TU Wien:Computer Vision VU (Sablatnig)/Prüfung 2021-03-12

Image Classification and Machine Learning[Bearbeiten | Quelltext bearbeiten]

True/False Questions

On average, images of man-made environments have more vertical and horizontal edges than images of natural environments.
The bias and variance of a classifier are independent of each other.
One way of adding spatial information to the bag of words model is spatial pyramid matching.
Regularization in machine learning means to reduce the number of training samples.
Training of neural networks is only possible with linear activation functions.
The main advantage of the bag of words model is that it does not need training images

(A picture from the SIFT-Algorithm from the slides is given)
The following picture illustrates the process of computing SIFT keypoint descriptors.

What is shown on the left? What do the green grid, black arrows and blue circle mean?
The descriptor is illustrated on the right. What do the green grid and black arrows mean? What is the dimensionality of this descriptor?

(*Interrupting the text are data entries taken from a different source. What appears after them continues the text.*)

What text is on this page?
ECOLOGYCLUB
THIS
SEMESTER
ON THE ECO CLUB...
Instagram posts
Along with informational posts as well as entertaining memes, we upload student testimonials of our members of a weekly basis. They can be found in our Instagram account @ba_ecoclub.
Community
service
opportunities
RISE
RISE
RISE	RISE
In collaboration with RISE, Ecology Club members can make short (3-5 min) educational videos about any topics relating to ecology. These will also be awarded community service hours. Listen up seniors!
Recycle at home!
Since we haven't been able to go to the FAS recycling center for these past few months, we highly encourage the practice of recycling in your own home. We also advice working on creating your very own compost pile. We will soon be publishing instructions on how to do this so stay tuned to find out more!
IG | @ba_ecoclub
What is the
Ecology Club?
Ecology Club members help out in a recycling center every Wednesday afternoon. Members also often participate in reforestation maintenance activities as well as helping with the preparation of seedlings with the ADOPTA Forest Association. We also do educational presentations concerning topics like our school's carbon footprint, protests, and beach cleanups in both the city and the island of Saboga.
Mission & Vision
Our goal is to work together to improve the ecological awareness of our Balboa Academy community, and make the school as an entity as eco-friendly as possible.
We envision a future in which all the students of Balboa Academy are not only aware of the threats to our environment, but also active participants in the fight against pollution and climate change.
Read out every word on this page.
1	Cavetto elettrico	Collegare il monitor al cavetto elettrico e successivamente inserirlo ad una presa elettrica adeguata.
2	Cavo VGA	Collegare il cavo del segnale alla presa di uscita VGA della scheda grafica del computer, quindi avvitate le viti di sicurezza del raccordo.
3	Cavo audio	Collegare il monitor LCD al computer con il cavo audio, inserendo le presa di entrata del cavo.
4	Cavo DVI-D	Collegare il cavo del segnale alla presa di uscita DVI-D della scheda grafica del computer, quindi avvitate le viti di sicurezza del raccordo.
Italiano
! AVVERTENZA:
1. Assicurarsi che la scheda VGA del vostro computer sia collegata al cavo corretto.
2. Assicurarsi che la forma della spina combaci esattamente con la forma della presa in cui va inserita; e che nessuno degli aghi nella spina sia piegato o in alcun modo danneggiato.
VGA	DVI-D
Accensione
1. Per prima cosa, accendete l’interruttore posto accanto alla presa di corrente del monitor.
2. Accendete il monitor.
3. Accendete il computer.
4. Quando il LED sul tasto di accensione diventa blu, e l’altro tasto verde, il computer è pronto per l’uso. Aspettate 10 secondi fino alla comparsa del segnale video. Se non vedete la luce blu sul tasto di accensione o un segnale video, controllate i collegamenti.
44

What is Structure from Motion?
Given a fundamental matrix relating the images 1 and 2 and a point x in image 1, what can be said about the corresponding point in image 2?

Describe the principle of lenses (sketch) and the "thin lens" law!
Continuing from the question above, explain the Depth of Field
What are the internal camera parameters (sketch) and what influence do they have?

What is described by the plenoptic function?
Why does a sheet of paper in a scene not reflect an image of the scene? What simple construction can be used to let an image of a scene appear on a sheet of paper?

How are Gaussian Pyramids generated and what is their frequency composition on the different pyramid levels?
Following from the question above, what is the frequency composition of a Laplacian pyramid?

Describe how RANSAC can be used to determine the correct matches and the transformation between two views for image stitching

What are Scene Emergent Features?
What information is contained in the magnitudes of a Fourier spectrum and how can this information be used to differentiate between man-made and natural scenes?

How is the "cornerness" of an image pixel computed by the Harris corner detection algorithm?
How are the final corner points detected from the cornerness?

What is the difference between the "classical" machine learning pipeline for image recognition and the new deep learning methods?
Explain the concept and usage of auto-encoders.